China buys about 90 per cent of Iran’s shipped oil. In addition, 60 per cent of China’s trade with Europe passes through the Suez Canal.

It is these imperialist interests that ensure that US politicians line up to pledge support for Israel and are keen to punish those who denounce the genocide in universities and elsewhere.

Albanese has broken ranks with Trump on the token issue of recognition but he and the rest of the Australian ruling class remain just as committed to Israel as an ally in the Middle East.

World politics

Over the two years since 7 October 2023, Palestine has been at the centre of world politics and political activism.

Gaza has become for millions a symptom of a rotten system.

Politicians spout about Western “values” while watching Palestinian children starve. University leaders talk of diversity and inclusion while witch-hunting staff or students who speak up against the genocide.
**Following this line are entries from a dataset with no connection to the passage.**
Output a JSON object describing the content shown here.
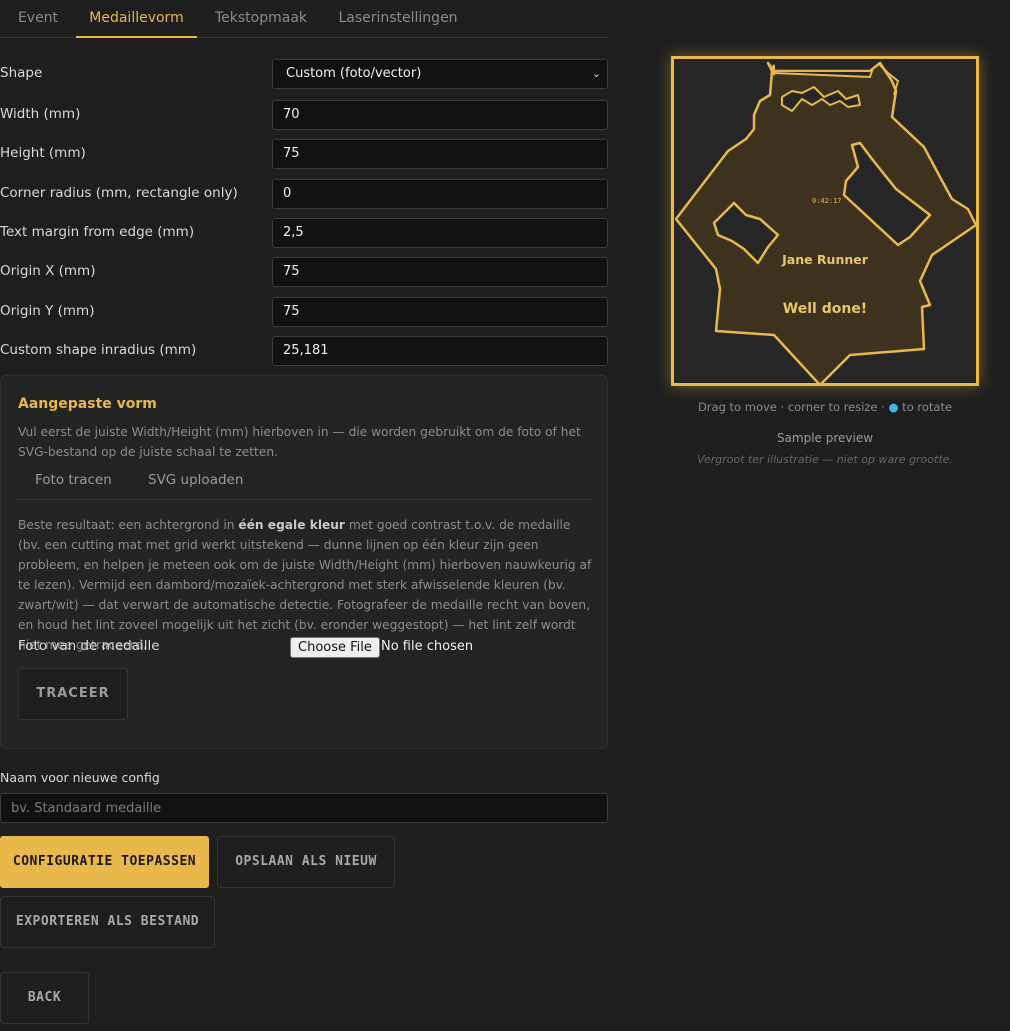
{
  "tabs": [
    {
      "label": "Event"
    },
    {
      "label": "Medaillevorm"
    },
    {
      "label": "Tekstopmaak"
    },
    {
      "label": "Laserinstellingen"
    }
  ],
  "form": {
    "shape": {
      "label": "Shape",
      "value": "Custom (foto/vector)"
    },
    "width": {
      "label": "Width (mm)",
      "value": "70"
    },
    "height": {
      "label": "Height (mm)",
      "value": "75"
    },
    "corner_radius": {
      "label": "Corner radius (mm, rectangle only)",
      "value": "0"
    },
    "text_margin": {
      "label": "Text margin from edge (mm)",
      "value": "2,5"
    },
    "origin_x": {
      "label": "Origin X (mm)",
      "value": "75"
    },
    "origin_y": {
      "label": "Origin Y (mm)",
      "value": "75"
    },
    "inradius": {
      "label": "Custom shape inradius (mm)",
      "value": "25,181"
    }
  },
  "custom_panel": {
    "title": "Aangepaste vorm",
    "intro": "Vul eerst de juiste Width/Height (mm) hierboven in — die worden gebruikt om de foto of het SVG-bestand op de juiste schaal te zetten.",
    "subtabs": [
      "Foto tracen",
      "SVG uploaden"
    ],
    "help_1": "Beste resultaat: een achtergrond in ",
    "help_bold": "één egale kleur",
    "help_2": " met goed contrast t.o.v. de medaille (bv. een cutting mat met grid werkt uitstekend — dunne lijnen op één kleur zijn geen probleem, en helpen je meteen ook om de juiste Width/Height (mm) hierboven nauwkeurig af te lezen). Vermijd een dambord/mozaïek-achtergrond met sterk afwisselende kleuren (bv. zwart/wit) — dat verwart de automatische detectie. Fotografeer de medaille recht van boven, en houd het lint zoveel mogelijk uit het zicht (bv. eronder weggestopt) — het lint zelf wordt niet mee getraceerd.",
    "photo_label": "Foto van de medaille",
    "file_button": "Choose File",
    "file_status": "No file chosen",
    "trace_button": "TRACEER"
  },
  "config": {
    "name_label": "Naam voor nieuwe config",
    "name_placeholder": "bv. Standaard medaille",
    "apply_button": "CONFIGURATIE TOEPASSEN",
    "save_new_button": "OPSLAAN ALS NIEUW",
    "export_button": "EXPORTEREN ALS BESTAND",
    "back_button": "BACK"
  },
  "preview": {
    "time_text": "0:42:17",
    "name_text": "Jane Runner",
    "message_text": "Well done!",
    "hint_1": "Drag to move · corner to resize · ",
    "hint_dot": "●",
    "hint_2": " to rotate",
    "sample_label": "Sample preview",
    "scale_note": "Vergroot ter illustratie — niet op ware grootte."
  },
  "colors": {
    "accent": "#e8b84a",
    "background": "#1e1e1e",
    "rotate_handle": "#3fb5e8"
  }
}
The media falsely accuses Palestine protesters of antisemitism while promoting March for Australia rallies led by Nazis.

We’re told that Hamas are terrorists and that Palestinians have no right to resist—while the government is spending $368 billion on nuclear-powered submarines to be used in a war with China.

As we enter the third year of mass slaughter in Gaza, we need to turn our disgust and anger with this hypocrisy into ever greater action.

There will be demonstrations across the country on 12 October to mark the second anniversary of the genocide.

We need to carry the message of solidarity with Palestine and the demand for sanctions into workplaces, lecture theatres and the streets.

We need to build the largest possible turnout and deliver a message that Albanese cannot ignore.